Bard College, a liberal-arts school in New York state, is hoping to foster a lifelong interest in science with its new “Citizen Science Program,” a three-week intensive regimen required of all first-year students. The course, ready to roll in January 2011, aims to give all Bard’s freshmen in-depth exposure to scientific problem solving.
The director of the new program, Dr. Brooke Jude, spoke with me about this exciting venture, explaining that “the idea is to teach science to everybody. Even if a student doesn’t want to be a scientist later on, this will give them a chance to see how to do science in everyday life.”

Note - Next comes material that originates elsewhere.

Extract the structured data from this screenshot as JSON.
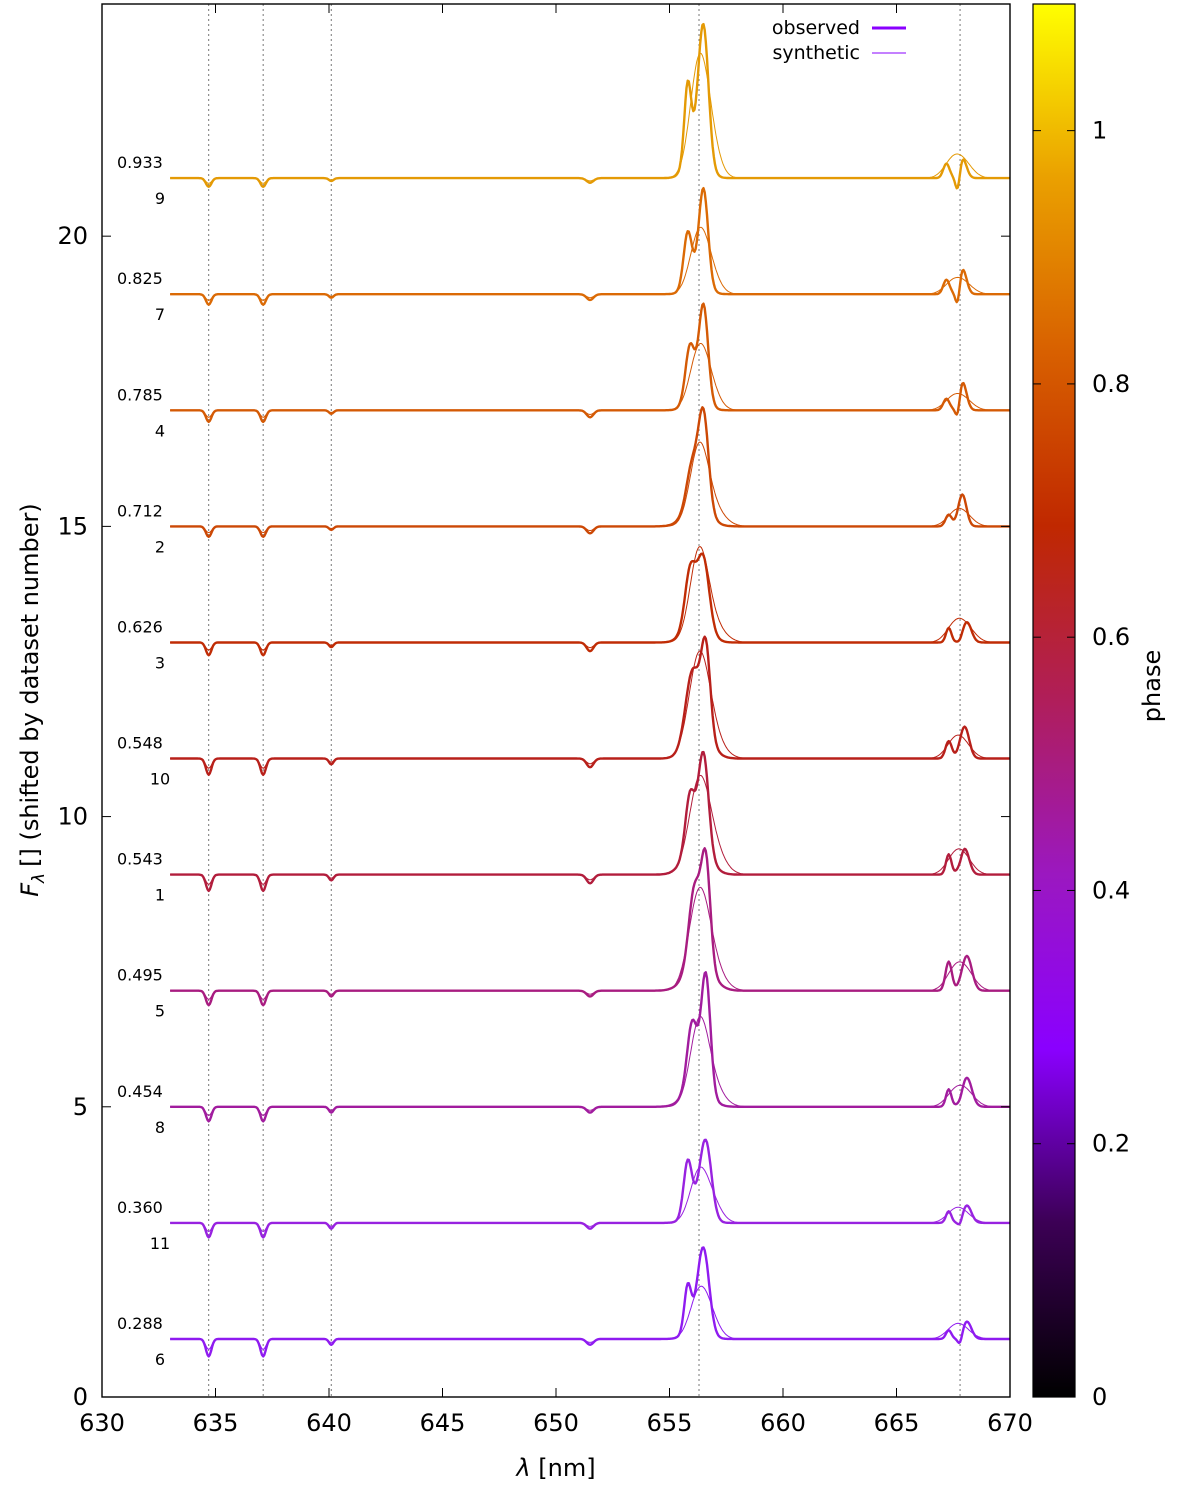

The goal is for students to come away with a deeper understanding of how to formulate and test a hypothesis, as well as how to critically examine the science reports they see in the news. Jude hopes that by mixing students who like science with those who are less scientifically inclined, “we’ll see an infectious liking-of-science bubble over to students who were nervous about it before.”
Speaking of “infectious” — the course will focus on “Infectious Diseases,” a topic deeply connected to the biology of bacteria (including the development of antibiotic-resistance) as well as to the policy side of modeling and controlling the spread of disease. During the course, every student will take part in three week-long modules: a biology lab, a computer modeling lab and a section on problem-based learning. In the biology lab module, students will perform experiments aimed at the question “How do viruses infect bacteria?” Some experiments will show DNA that’s been labeled with green fluorescent protein (GFP) moving between cells, allowing students to understand how the genes for antibiotic resistance can be traded between bacteria. Says Jude, “The beauty of working with bacteria is that they grow really fast. You can do an experiment in a day!”
Not only can the Citizen Science program increase science literacy, says Jude, but it’s also a chance to foster connections with the world outside Bard’s walls. She is eager to get the students involved in the community, both as citizen scientists and through other outreach programs, including teaching science in elementary schools and working with groups such as Habitat for Humanity. One exciting aspect of this initiative, says Jude, is “reorienting first year students to there being civic engagement opportunities out in the community.”
Imagine: A whole new generation of citizen scientists!